Site description (1999 baseline):

Site location and context
Natural protectorate, which has fantastic characteristics, it also has historical characteristics, its environmental system represents the desert and depression, it is considered as wetland region and filled of towering mountains and it is full of springs which cover this region, this is why this region considered as one of the most beautiful regions in Palestine at which the water flows from the rocks and form small or large waterfalls that feed the life aspects in Jerusalem wild region. The visitors who like to walk can reach Wadi Al Qilt through the mountain way at which it starts from Anata Village - south north of Jerusalem - and the visitor continues the way by going to the south till he reach to Al Fawaar springs near Al Kaan Al Ahmar then to Al Qilt spring and to Saint Jarojues monastery to set at the end of the way in Jerico city. The visitor also can reach to this Wadi by going to the way that connect between Jerusalem and Jericho city and then in the north this two ways met with each other in a way leads to Al Qelt spring. This area is full of agrologic sites. This area considered a unique area for the Palestinians from the past because it is full of ruins.

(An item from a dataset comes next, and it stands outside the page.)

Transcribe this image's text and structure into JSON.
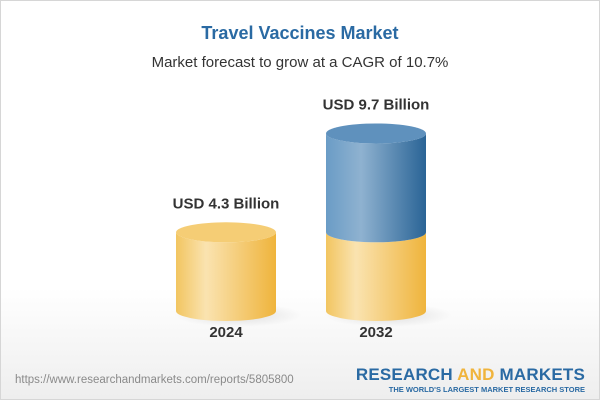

The tourists visit this area asking form calamity and comfort because it is far from the noise of the city in addition to the unique system that this area lives in every day.

Key biodiversity
The Griffon Vulture that is founded in Wadi Sowanet, and the spring visitor Lesser Kestrel that breed in the depression area it is registered in as a resident bird by all the year, and the Lapwing, the White Stork considered as migrated bird and pass the area in a large amount reach to 500 birds and the Honey Buzzerd with him at which its number reach till 3000 birds. There are a lot of resident birds species like: House Sparrow, Spanish Sparrow, Blackbird, Fan-tailed Raven, Common Smallow, Collared Dove, White-breasted Kingfish, European Bee-Eater Cattle Egret, Eagle Owl, Bonellis’ Eagle, Tristran’s Grackle, and the Palestine Sunbird.

Non-bird biodiversity: The animals that can be founded in this region are the rocky hyrax, Gazella and the wolf.

Habitat and land use
There are a lot of plant in this region like lasting wild plant like trees, and the seasonal plant like little wild grasses especially at springtime.

Pressure/threats to key biodiversity
The most important dangerousness in this region is: The building of Israeli’s settlements that change this area to a residential area than natural area. The digging of well by the Israeli authorities in the region to pump to the settlements sites and this affect the nature of this region from its biological diversity. The hunting or collecting the little birds from the hobbyist of hunting birds. It is considered as the most direct dangerous aspect for the life of birds. The unjust grazing.

Conservation responses/actions for key biodiversity
The building of efforts to manage and watch the region. The development of environmental tourism concepts in the region. The declination of the region as a place of great ruins. The organization and the managing of the grazing and the natural resources like the water in this area. Environmental survey for the regions to know the biodiversity that exist in these regions and its characteristics. The rehabilitation of the region as natural protected region and setting of managed plans for the region.

Recommended citation
BirdLife International (2023) Important Bird Area factsheet: Wadi Al-Qelt. Downloaded from on 01/12/2023.